AR - Qual o município que apresenta o maior número de mortes maternas?
No momento não estou com os dados fechados, eles ainda estão sendo consolidados a nível da secretaria. Mas costumo dizer que um único óbito que ocorra, se for analisado e considerado evitável, já tem uma grande magnitude. Então, qualquer que seja o número, mesmo que seja um número menor do que no ano anterior, que esteja decrescendo, ainda é importante que se trabalhe para reduzir a zero o óbito materno. Em dados gerais da Organização Panamericana de Saúde o número de morte materna varia de 50 a 149 para cada mil crianças nascidas vivas.
AR - Houve redução de óbitos após a implantação desses comitês?
A partir de 1996, com a implantação dos comitês, foi intensificada a campanha de alerta, com trabalho de divulgação e seminários de formação. O fato de informar o óbito melhorou o registro, o que existia antes eram subregistros. A mulher morria e esse óbito era registrado como uma causa qualquer, porque às vezes ela não estava no lugar naquele momento e não tinha assistência médica. Hoje, por portaria do Ministério da Saúde, é obrigatória a notificação do óbito materno. Por isso não é possível dizer se houve uma queda ou um aumento no número de óbitos, houve um aumento no número de registros. Mas os dados são consistentes.
AR - Mas não existem campanhas permanentes. Mesmo assim esse trabalho funciona?
Vem funcionando sim. Nós realizamos um trabalho de divulgação, de informação, que não tem tempo determinado para acabar. A implantação de diversos programas sociais, de saúde e educacional têm ajudado bastante. Depois da criação desses comitês, as mulheres têm buscado mais o acompanhamento médico. A campanha contra a mortalidade materna não pode ser feita como uma de intensificação de vacinas, uma vez que o processo de gestação é contínuo e toda mulher em idade fértil com vida sexual ativa pode engravidar.
AR - Qual a função dos hospitais e dos profissionais de saúde nesse contexto?
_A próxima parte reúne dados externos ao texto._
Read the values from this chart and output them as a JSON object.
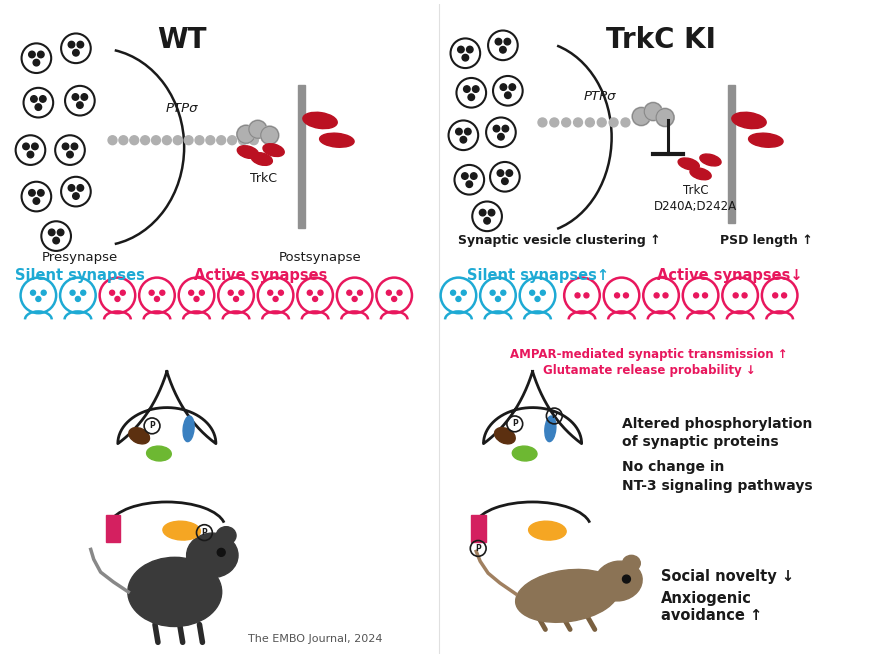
{
  "title_wt": "WT",
  "title_ki": "TrkC KI",
  "bg_color": "#ffffff",
  "cyan_color": "#1EAAD4",
  "magenta_color": "#E8175D",
  "dark_color": "#1a1a1a",
  "gray_color": "#aaaaaa",
  "red_color": "#BB1122",
  "brown_color": "#5C3010",
  "blue_protein": "#3A80C0",
  "green_protein": "#6DB832",
  "orange_protein": "#F5A623",
  "pink_protein": "#D42060",
  "presynapse_label": "Presynapse",
  "postsynapse_label": "Postsynapse",
  "ptpsigma_label": "PTPσ",
  "trkc_label": "TrkC",
  "trkc_ki_label": "TrkC\nD240A;D242A",
  "synaptic_vesicle_text": "Synaptic vesicle clustering ↑",
  "psd_length_text": "PSD length ↑",
  "silent_synapses_wt": "Silent synapses",
  "active_synapses_wt": "Active synapses",
  "silent_synapses_ki": "Silent synapses↑",
  "active_synapses_ki": "Active synapses↓",
  "ampar_text": "AMPAR-mediated synaptic transmission ↑",
  "glutamate_text": "Glutamate release probability ↓",
  "phospho_text": "Altered phosphorylation\nof synaptic proteins",
  "no_change_text": "No change in\nNT-3 signaling pathways",
  "social_text": "Social novelty ↓",
  "anxiogenic_text": "Anxiogenic\navoidance ↑",
  "embo_text": "The EMBO Journal, 2024"
}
TCada membro do grupo tem sua ação ou participação. Ele pode ser um grande articulador, um grande educador, porque é um profissional que assiste. Então é importante que a categoria que ele representa, seja médico, enfermeiro ou qualquer outra, conheça as causas de mortes na sua região, até para que possa intervir e adotar medidas de prevenção na comunidade, na unidade de trabalho. Na verdade, conhecer as causas de morte e as medidas de prevenção não são responsabilidade só de quem atende. É responsabilidade de todo cidadão.